As regiões polares da Lua albergam crateras que são suficientemente frias para permitir a criopreservação passiva
Um grupo de cientistas concebeu um plano para salvaguardar as espécies da Terra num biorepositório criogénico na Lua.
Destinado a salvar espécies em caso de catástrofe na Terra, o plano recorre a crateras que estão permanentemente na sombra e, por isso, são suficientemente frias para permitir a preservação criogénica de material biológico sem recurso a eletricidade ou azoto líquido, segundo a investigação de um grupo liderado por cientistas do Smithsonian, publicada na semana passada.
O artigo, publicado na revista BioScience, baseia-se na criopreservação bem sucedida de amostras de pele de um peixe e descreve um método para a criação de um biorepositório que manteria seguras amostras de outras espécies.
"Inicialmente, um biorepositório lunar teria como alvo as espécies em maior risco na Terra atualmente, mas o nosso objetivo final seria criopreservar a maioria das espécies na Terra", diz Mary Hagedorn, uma criobióloga de investigação no Instituto Nacional de Zoologia e Biologia da Conservação do Smithsonian (NZCBI) e principal autora do artigo.
"Esperamos que, ao partilhar a nossa visão, o nosso grupo possa encontrar parceiros adicionais para expandir o debate, discutir ameaças e oportunidades e conduzir a investigação e os testes necessários para tornar este biorepositório uma realidade".
A ideia do biorepositório lunar é inspirada no Cofre Global de Sementes em Svalbard, no Ártico norueguês, que armazena mais de um milhão de variedades de sementes com o objetivo de salvaguardar a diversidade das culturas.
Em 2017, o cofre foi ameaçado por uma inundação de água de degelo do permafrost, o que evidencia os perigos colocados pelas alterações climáticas, segundo o comunicado.
Embora as células vegetais possam ser armazenadas nas condições do Ártico, as células animais têm de ser mantidas ainda mais frias, pelo menos a -196 graus Celsius, para serem preservadas.
Para atingir as temperaturas exigidas na Terra, é necessário um fornecimento de nitrogénio líquido, eletricidade e pessoal humano.

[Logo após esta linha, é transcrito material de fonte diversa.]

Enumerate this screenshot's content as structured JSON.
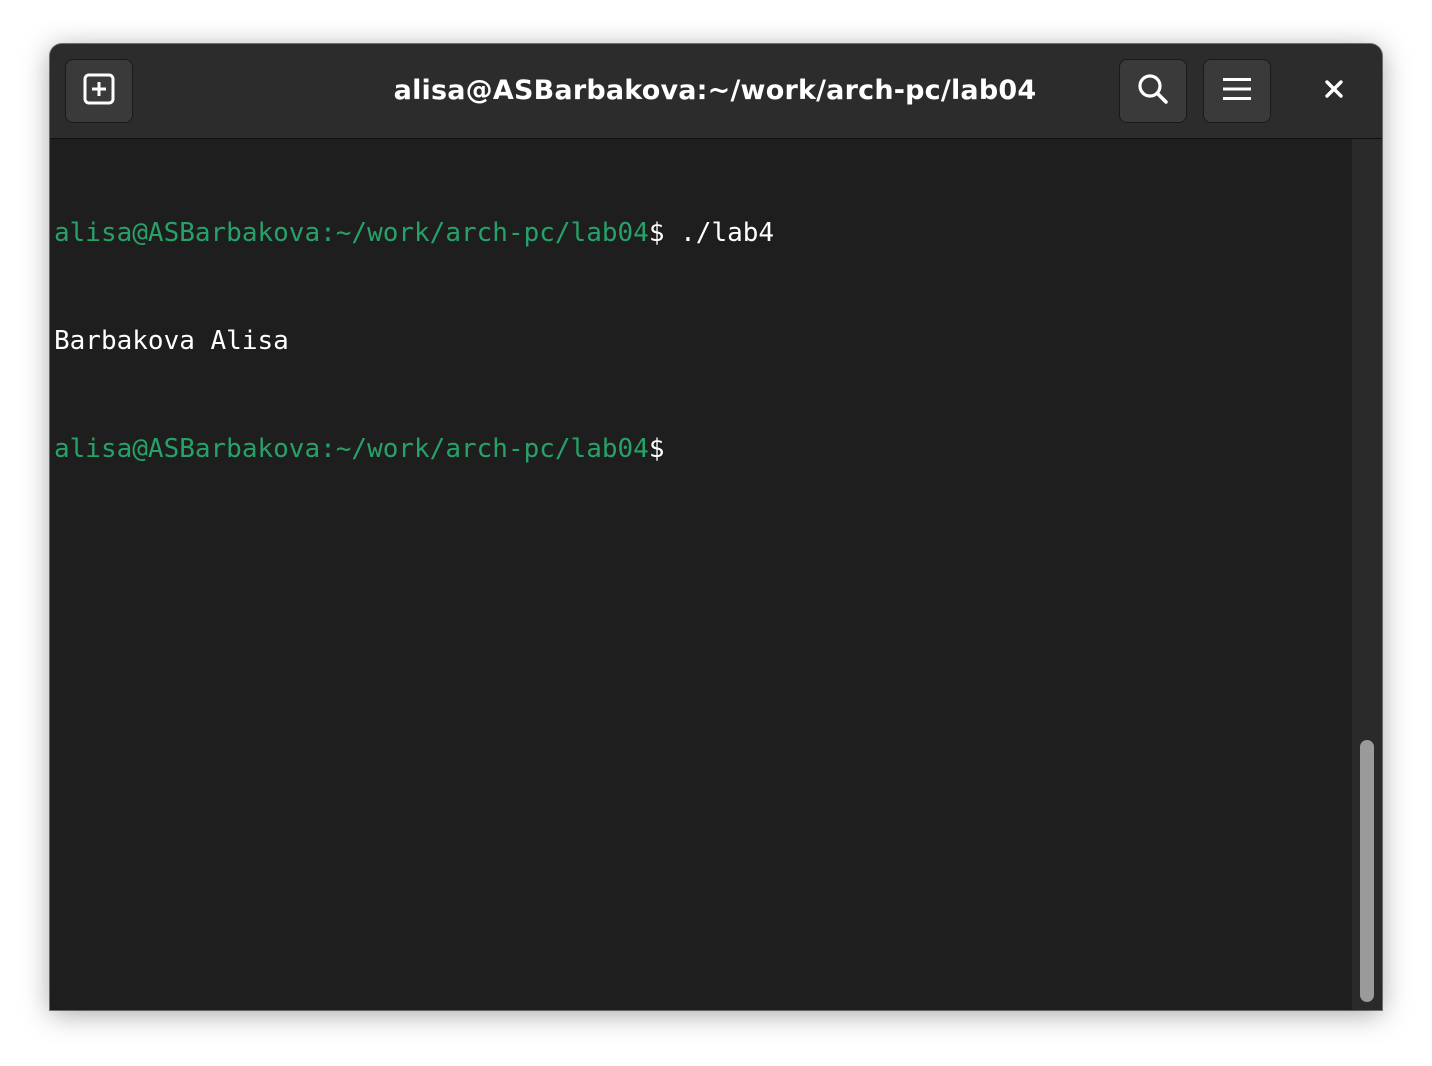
{
  "window": {
    "title": "alisa@ASBarbakova:~/work/arch-pc/lab04"
  },
  "headerbar": {
    "new_tab_icon": "new-tab-icon",
    "search_icon": "search-icon",
    "menu_icon": "hamburger-menu-icon",
    "close_icon": "close-icon"
  },
  "terminal": {
    "lines": [
      {
        "prompt": "alisa@ASBarbakova:~/work/arch-pc/lab04",
        "symbol": "$",
        "command": " ./lab4"
      },
      {
        "output": "Barbakova Alisa"
      },
      {
        "prompt": "alisa@ASBarbakova:~/work/arch-pc/lab04",
        "symbol": "$",
        "command": ""
      }
    ]
  },
  "colors": {
    "prompt": "#26a269",
    "background": "#1e1e1e",
    "headerbar": "#2c2c2c",
    "text": "#ffffff"
  }
}
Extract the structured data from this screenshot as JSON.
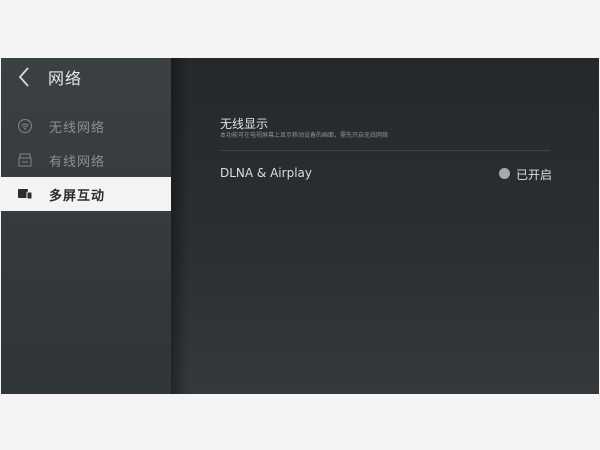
{
  "header": {
    "title": "网络",
    "back_icon": "chevron-left-icon"
  },
  "sidebar": {
    "items": [
      {
        "label": "无线网络",
        "icon": "wifi-icon",
        "active": false
      },
      {
        "label": "有线网络",
        "icon": "ethernet-icon",
        "active": false
      },
      {
        "label": "多屏互动",
        "icon": "multi-screen-icon",
        "active": true
      }
    ]
  },
  "main": {
    "section_title": "无线显示",
    "section_description": "本功能可在电视屏幕上显示移动设备的画面，需先开启无线网络",
    "setting": {
      "label": "DLNA & Airplay",
      "status": "已开启"
    }
  },
  "colors": {
    "sidebar_bg": "#373c3e",
    "main_bg": "#2a2e30",
    "active_item_bg": "#f3f3f3",
    "status_dot": "#a8abac"
  }
}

Mas, na eventualidade de uma catástrofe mundial, o fornecimento de qualquer um destes três elementos poderia ficar vulnerável, pondo em perigo o biorepositório proposto.
Para reduzir este risco, Hagedorn e a sua equipa pensaram em como a criopreservação poderia ser conseguida de forma passiva, o que é impossível na Terra, e foram parar à Lua.
As regiões polares lunares albergam crateras que, devido à sua orientação e profundidade, estão permanentemente na sombra e podem atingir temperaturas tão baixas como -246 graus Celsius.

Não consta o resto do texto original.